15N longitudinal relaxation time (T1) and transverse relaxation time (T2) data were acquired with the following time points: 10, 60, 110, 330, 660, 900, 1100, 1500, 1800, 2600, 3500 ms (T1) and 10, 30, 50, 70, 90, 110 ms (T2). Duplicate spectra were acquired for estimation of uncertainties. Recycle delays were set to 3.1 s. R1 and R2 values were obtained by non–linear least–squares fitting of peak heights to a one–parameter exponential function using Curvefit (A. G. Palmer III, Columbia University). Uncertainties in the fitted parameters were obtained with Jackknife simulations (A. G. Palmer III, Columbia University). The {1H}–15N heteronuclear nuclear Overhauser enhancement (hetNOE) values were determined as the peak intensity ratio observed in NOE spectra acquired with and without 1H saturation. A recycle delay of 5.1 s was used in the hetNOE experiments. Proton saturation was applied for 5 s. An estimate of the error was obtained from the rms noise in the two spectra. Relaxation data were acquired at 58°C for the biotin–free form and at 40 and 58°C for the bound form.

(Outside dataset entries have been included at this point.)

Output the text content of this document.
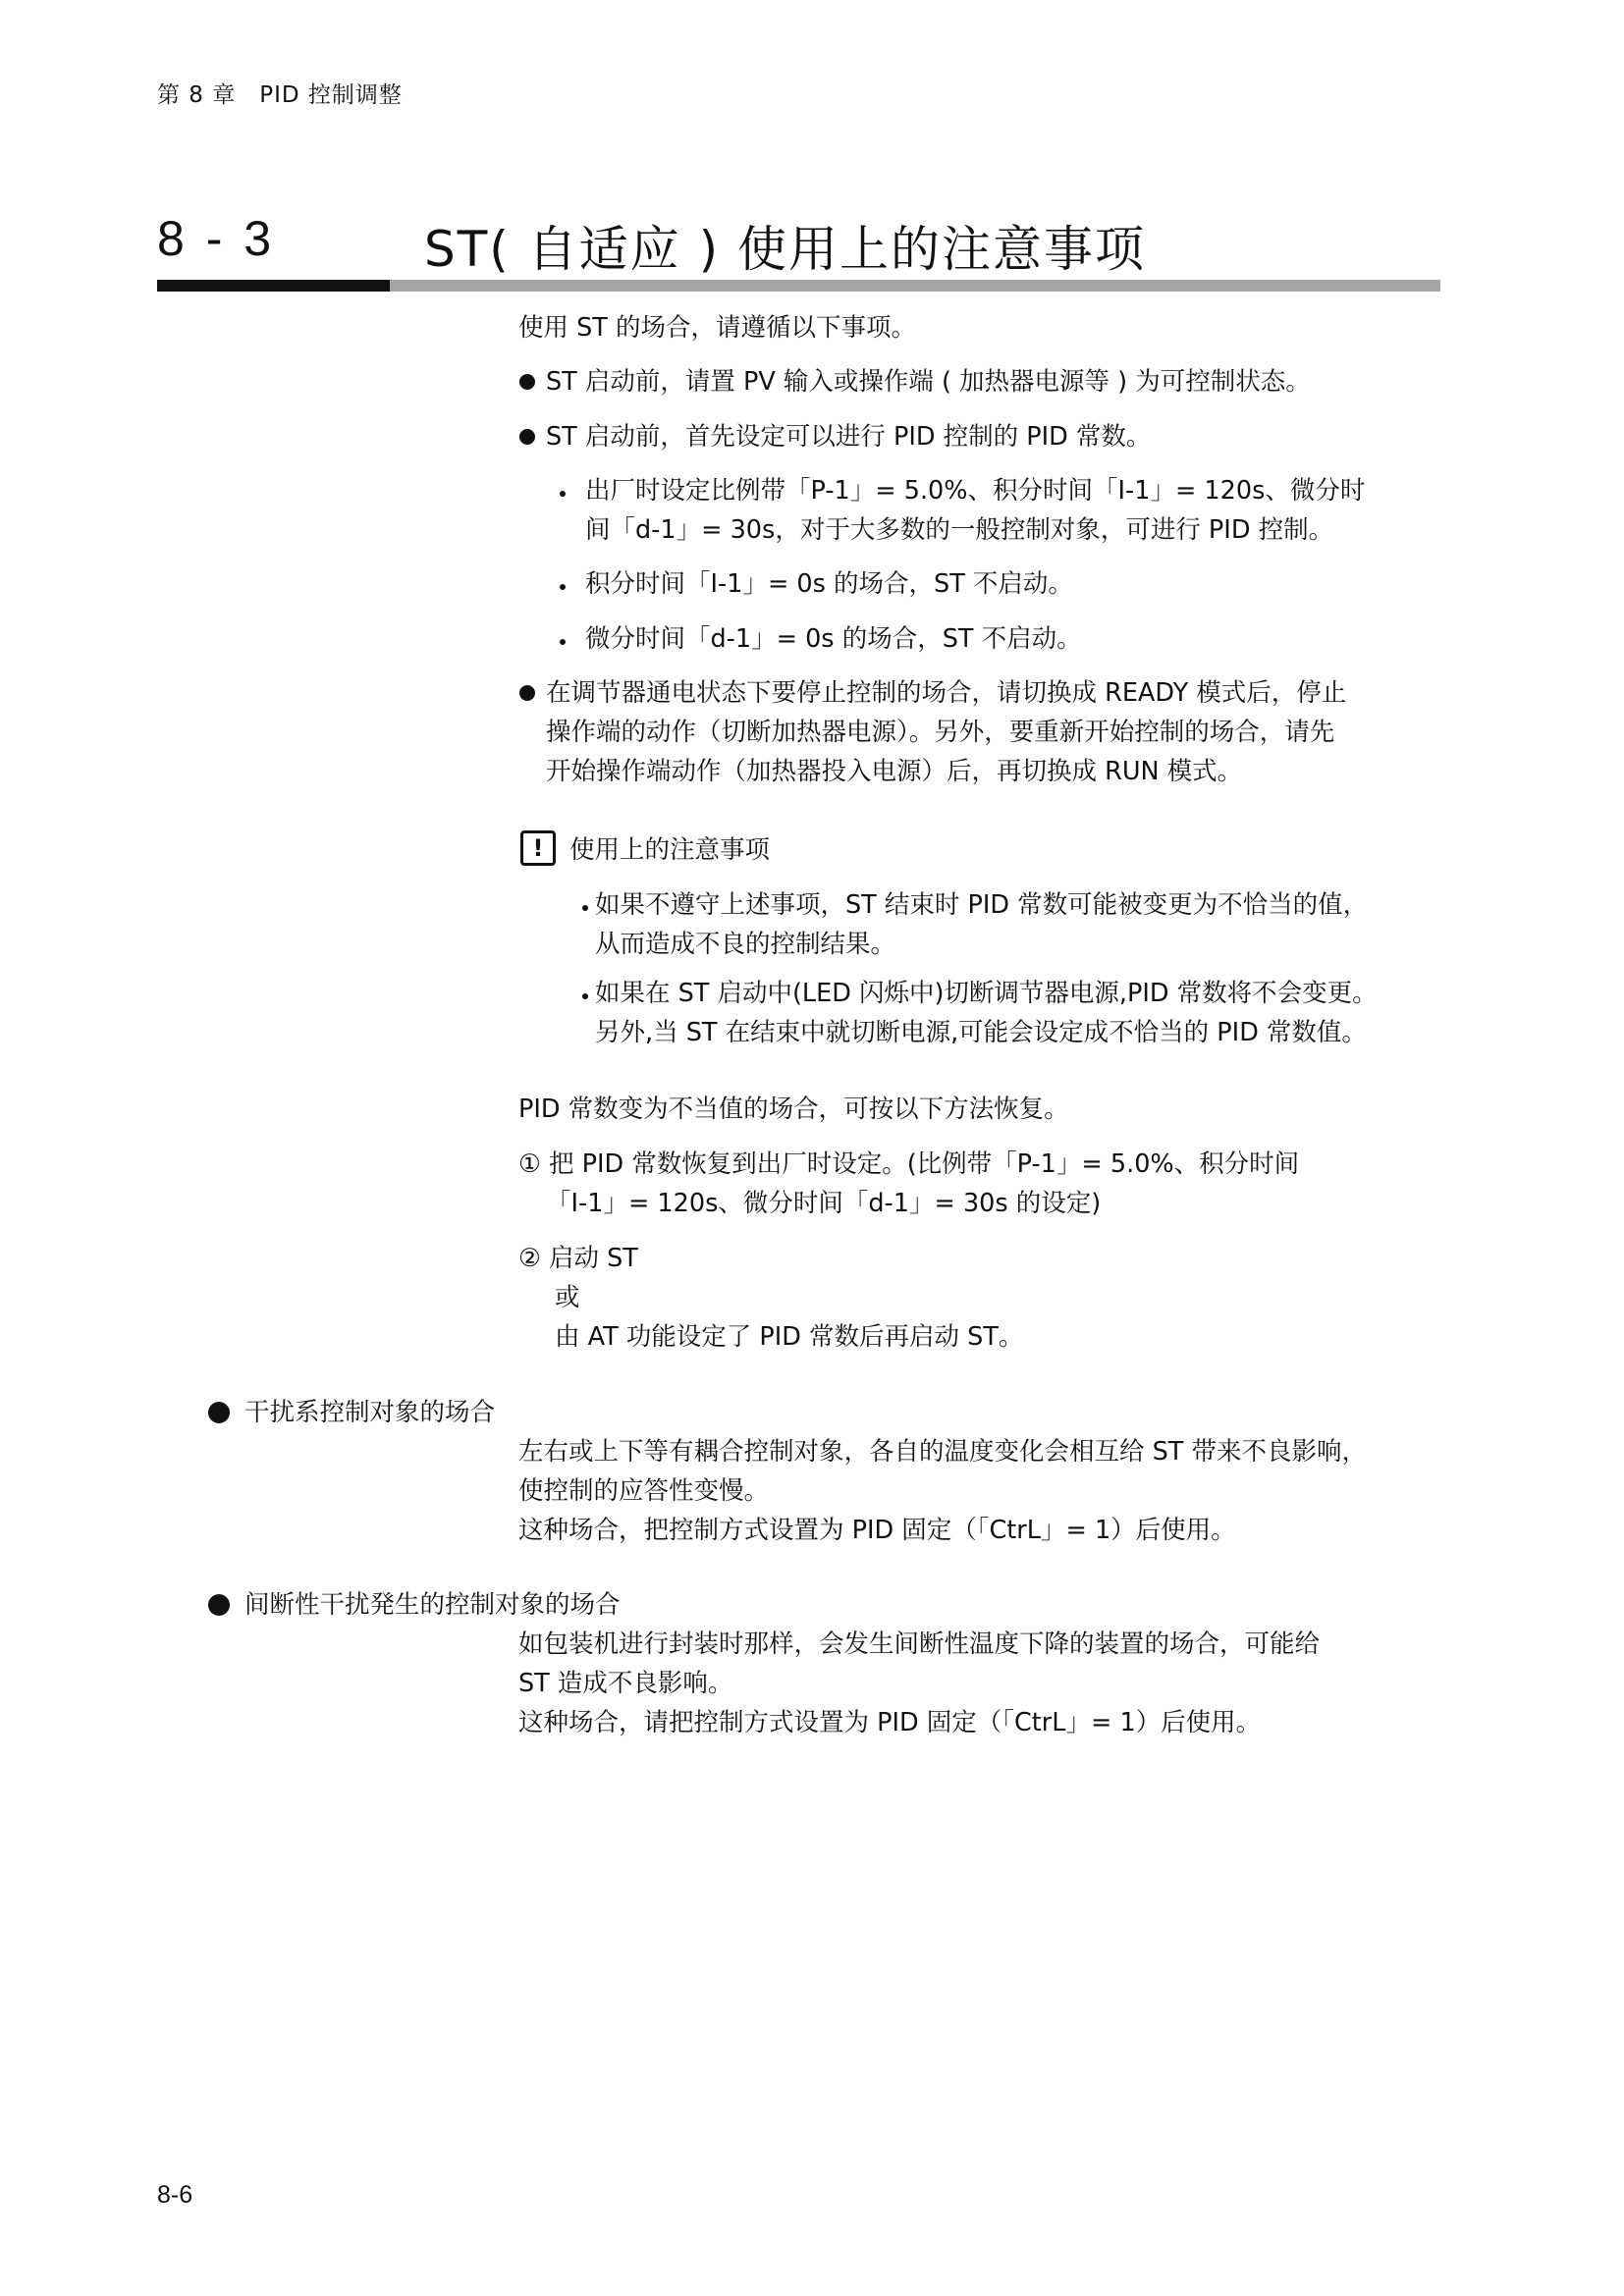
第 8 章　PID 控制调整
8 - 3	ST( 自适应 ) 使用上的注意事项
使用 ST 的场合，请遵循以下事项。
ST 启动前，请置 PV 输入或操作端 ( 加热器电源等 ) 为可控制状态。
ST 启动前，首先设定可以进行 PID 控制的 PID 常数。
出厂时设定比例带「P-1」= 5.0%、积分时间「I-1」= 120s、微分时
间「d-1」= 30s，对于大多数的一般控制对象，可进行 PID 控制。
积分时间「I-1」= 0s 的场合，ST 不启动。
微分时间「d-1」= 0s 的场合，ST 不启动。
在调节器通电状态下要停止控制的场合，请切换成 READY 模式后，停止
操作端的动作（切断加热器电源）。另外，要重新开始控制的场合，请先
开始操作端动作（加热器投入电源）后，再切换成 RUN 模式。
!	使用上的注意事项
如果不遵守上述事项，ST 结束时 PID 常数可能被变更为不恰当的值，
从而造成不良的控制结果。
如果在 ST 启动中(LED 闪烁中)切断调节器电源,PID 常数将不会变更。
另外,当 ST 在结束中就切断电源,可能会设定成不恰当的 PID 常数值。
PID 常数变为不当值的场合，可按以下方法恢复。
① 把 PID 常数恢复到出厂时设定。(比例带「P-1」= 5.0%、积分时间
「I-1」= 120s、微分时间「d-1」= 30s 的设定)
② 启动 ST
或
由 AT 功能设定了 PID 常数后再启动 ST。
干扰系控制对象的场合
左右或上下等有耦合控制对象，各自的温度变化会相互给 ST 带来不良影响，
使控制的应答性变慢。
这种场合，把控制方式设置为 PID 固定（「CtrL」= 1）后使用。
间断性干扰発生的控制对象的场合
如包装机进行封装时那样，会发生间断性温度下降的装置的场合，可能给
ST 造成不良影响。
这种场合，请把控制方式设置为 PID 固定（「CtrL」= 1）后使用。
8-6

Local correlation times were calculated with the program r2r1_tm (A. G. Palmer III, Columbia University) from trimmed R2/R1 data [22]. The global isotropic correlation time was calculated as the mean of these residue–specific values. The relative moments of the inertia tensor determined from the bound ChiAVD structure are 1.00:0.79:0.73. The molecular diffusion tensor was determined from a subset of residues in secondary structure regions and with no large–amplitude motions [22]. For the 800 MHz, 58°C, biotin–bound protein data this set included 51 out of 96 residues having relaxation data. The best fit to the experimental R1 and R2 values is obtained with an axially symmetric (oblate) tensor. The components of the tensor are D 0.13×10−7 and D 0.12×10−7 s−1, θ–1.8°, φ 28.4°, resulting in a small degree of anisotropy (D/D) of 0.90. The principal axes of the diffusion tensor are almost collinear with those of the inertia tensor, the maximum angle between the axes being ~2.5°. Model–free analysis of the relaxation data at the two magnetic fields was performed with the program Tensor [23], with a version of the program allowing the number of residues to be up to 1000, kindly provided by M. Blackledge, Institut de Biologie Structurale (Grenoble, France).

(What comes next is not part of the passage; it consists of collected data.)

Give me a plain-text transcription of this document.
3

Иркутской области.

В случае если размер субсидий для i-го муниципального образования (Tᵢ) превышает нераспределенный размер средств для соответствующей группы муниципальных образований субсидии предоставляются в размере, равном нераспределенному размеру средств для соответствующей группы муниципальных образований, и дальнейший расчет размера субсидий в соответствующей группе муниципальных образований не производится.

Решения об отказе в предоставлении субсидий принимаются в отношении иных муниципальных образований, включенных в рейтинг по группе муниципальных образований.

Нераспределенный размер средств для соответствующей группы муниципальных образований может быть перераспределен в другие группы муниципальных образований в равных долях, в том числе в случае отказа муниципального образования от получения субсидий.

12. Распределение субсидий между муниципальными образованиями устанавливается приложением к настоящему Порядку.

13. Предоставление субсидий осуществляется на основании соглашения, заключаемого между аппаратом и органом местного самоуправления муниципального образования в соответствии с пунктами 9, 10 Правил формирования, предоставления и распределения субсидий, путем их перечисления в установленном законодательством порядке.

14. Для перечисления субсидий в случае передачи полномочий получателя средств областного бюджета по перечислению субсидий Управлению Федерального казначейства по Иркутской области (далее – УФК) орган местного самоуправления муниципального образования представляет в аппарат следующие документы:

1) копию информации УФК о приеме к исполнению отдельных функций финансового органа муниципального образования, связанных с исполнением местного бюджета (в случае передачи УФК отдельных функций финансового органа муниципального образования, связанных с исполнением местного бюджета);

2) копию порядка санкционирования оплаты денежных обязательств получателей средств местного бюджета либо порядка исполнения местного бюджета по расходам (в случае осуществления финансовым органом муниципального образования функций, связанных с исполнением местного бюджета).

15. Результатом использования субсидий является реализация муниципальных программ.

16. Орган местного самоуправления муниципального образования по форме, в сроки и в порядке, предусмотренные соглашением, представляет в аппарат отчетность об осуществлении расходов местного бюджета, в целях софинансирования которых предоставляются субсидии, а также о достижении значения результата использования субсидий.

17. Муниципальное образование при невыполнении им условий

H/D exchange experiments were carried out by first lyophilizing a sample in D2O and then dissolving it to H2O. Increase in cross peak intensity was followed by measuring 1H, 15N HSQC spectra at 58°C, 800 MHz. The first time point was at approximately 15 minutes after dissolution. The last time point for biotin–free ChiAVD sample was at 96 hours, and for the bound form weeks after dissolution. Peak intensities were fitted to a three–parameter equation of the form I(t) = I(∞)+I(0)*(1−exp(−kex×t)). Residue specific protection factors [24], [25] were derived from the H/D exchange rates kex using the spread sheet available from the Englander lab's website, http://hx2.med.upenn.edu/download.html

RDC measurements

As ChiAVD is positively charged at the sample pH, we used bicelles, composed of 5% (w/V) DMPC/DHPC phospholipids at a molar ratio of 3:1, as the liquid crystal medium. Due to the instability of this liquid crystal medium at elevated temperatures we measured 1H–15N RDCs at 40°C. As no deuterium labelling was utilized, we employed a modified version of the MQ–HNCO–TROSY experiment that has been successfully used for measuring 1H–15N RDCs in the 558–residue Filamin A 16–21 fragment [26].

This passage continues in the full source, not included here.